Die allererste Gibson Les Paul wird versteigert

Das renommierte Auktionshaus Christie’s in New York versteigert am 13. Oktober die erste Gibson Les Paul, die dem Vater der Solid-Body-E-Gitarre gehörte. Das Auktionshaus schätzt den Wert auf etwa 100.000 bis 150.000 US-Dollar.

Christie's versteigert erste Les Paul

Das Auktionshaus Christie's versteigert Les Pauls persönliche „Number One“, das allererste bestätigte Produktionsmodell der berühmten Gibson Les Paul E-Gitarre am 13. Oktober in New York.

Die Les Paul hat die Entwicklung des Rock'n'Roll im 20. Jahrhundert grundlegend veränderte. Zusammen mit Les Paul entwickelte Gibson Incorporated um 1951-1952 diese innovative E-Gitarre mit massivem Korpus, um den hohen Ansprüchen des Gitarrenvirtuosen und Erfinders gerecht zu werden, der sie als seine Number One bezeichnete.

Kerry Keane, Beraterin und Spezialistin für Musikinstrumente bei Christie's, bemerkt: „In jeder Schöpfungsgeschichte gibt es immer mehrere Protagonisten, aber der Name Les Paul steht an der Spitze, wenn es um die elektrische Gitarre geht. Seine Entwicklung von Mehrspuraufnahmen und Audioeffekten wie Delay, Echo und Reverb hat die Art und Weise, wie Musik reproduziert und gehört wird, nachhaltig beeinflusst. Doch seine lebenslange Suche nach der Perfektionierung der E-Gitarre sollte das Instrument für immer verändern. Dieser Wandel ist verantwortlich für die erfolgreichen Karrieren von Generationen von Gitarristen, die auf der Les Paul Gitarre gespielt haben.
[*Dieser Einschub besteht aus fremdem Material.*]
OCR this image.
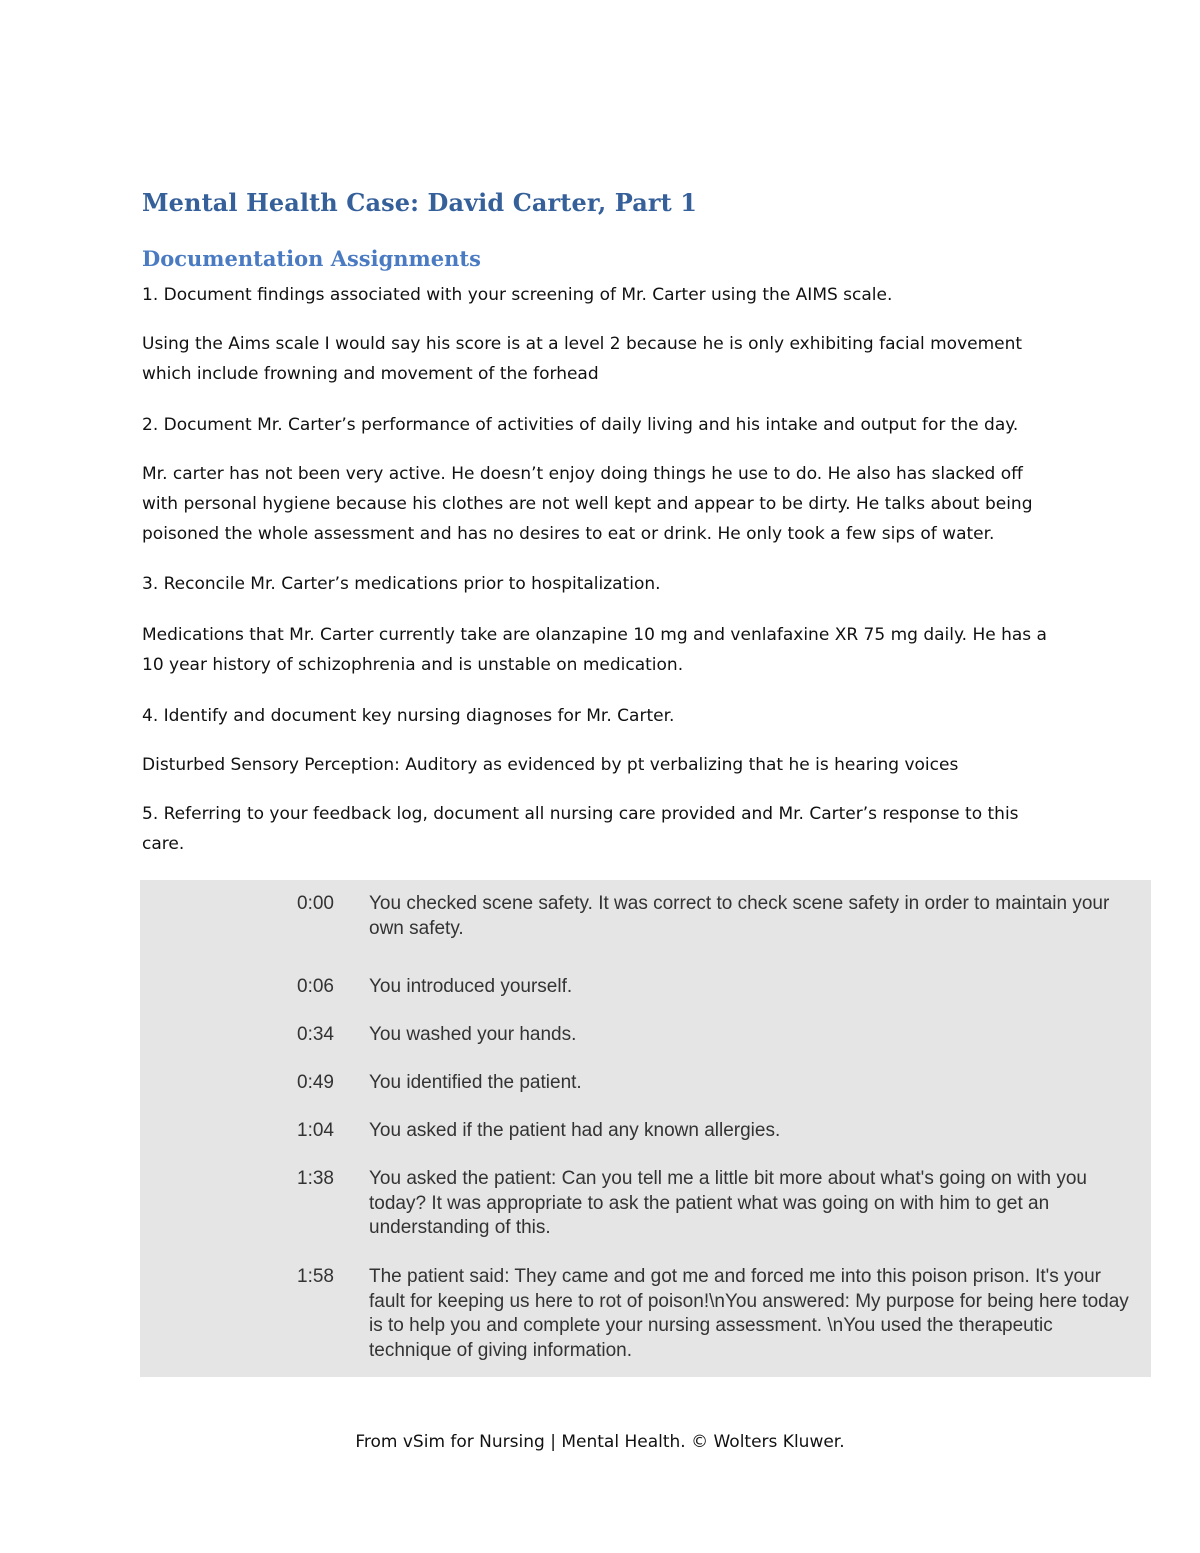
Mental Health Case: David Carter, Part 1
Documentation Assignments

1. Document findings associated with your screening of Mr. Carter using the AIMS scale.

Using the Aims scale I would say his score is at a level 2 because he is only exhibiting facial movement which include frowning and movement of the forhead

2. Document Mr. Carter’s performance of activities of daily living and his intake and output for the day.

Mr. carter has not been very active. He doesn’t enjoy doing things he use to do. He also has slacked off with personal hygiene because his clothes are not well kept and appear to be dirty. He talks about being poisoned the whole assessment and has no desires to eat or drink. He only took a few sips of water.

3. Reconcile Mr. Carter’s medications prior to hospitalization.

Medications that Mr. Carter currently take are olanzapine 10 mg and venlafaxine XR 75 mg daily. He has a 10 year history of schizophrenia and is unstable on medication.

4. Identify and document key nursing diagnoses for Mr. Carter.

Disturbed Sensory Perception: Auditory as evidenced by pt verbalizing that he is hearing voices

5. Referring to your feedback log, document all nursing care provided and Mr. Carter’s response to this care.

0:00 You checked scene safety. It was correct to check scene safety in order to maintain your own safety.
0:06 You introduced yourself.
0:34 You washed your hands.
0:49 You identified the patient.
1:04 You asked if the patient had any known allergies.
1:38 You asked the patient: Can you tell me a little bit more about what's going on with you today? It was appropriate to ask the patient what was going on with him to get an understanding of this.
1:58 The patient said: They came and got me and forced me into this poison prison. It's your fault for keeping us here to rot of poison!\nYou answered: My purpose for being here today is to help you and complete your nursing assessment. \nYou used the therapeutic technique of giving information.
From vSim for Nursing | Mental Health. © Wolters Kluwer.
Diese Gitarre verkörpert seine unendliche Leidenschaft, die das kultigste Musikinstrument der Popkultur hervorgebracht hat.“

Les Pauls „Number One“ Goldtop-Gitarre wird von Les Pauls Sohn Gene Paul und Tom Doyle, Pauls langjährigem Gitarrenbauer, Ingenieur und Produzenten, verkauft.

Gene Paul kommentiert: „Dies war die historisch bedeutsamste, wertvollste und wichtigste Gitarre meines Vaters, die Krönung seiner Arbeit.“

„Les brachte seine Idee zu Gibson, die sie zunächst rundweg ablehnten, aber Les war hartnäckig. Er hielt an seinen Ideen und Überzeugungen fest, weil er wusste, dass sie eines Tages das Licht der Welt erblicken würden. Les tüftelte und erfand weiter und machte sein Konzept immer besser und besser. Dann endlich, nach etwa 10 Jahren und vielen Versuchen und Irrtümern, präsentierten die guten Leute von Gibson Les genau diese Gitarre. Er war hingerissen und überglücklich... und der Rest ist, wie man so schön sagt, Geschichte“, sagt Tom Doyle.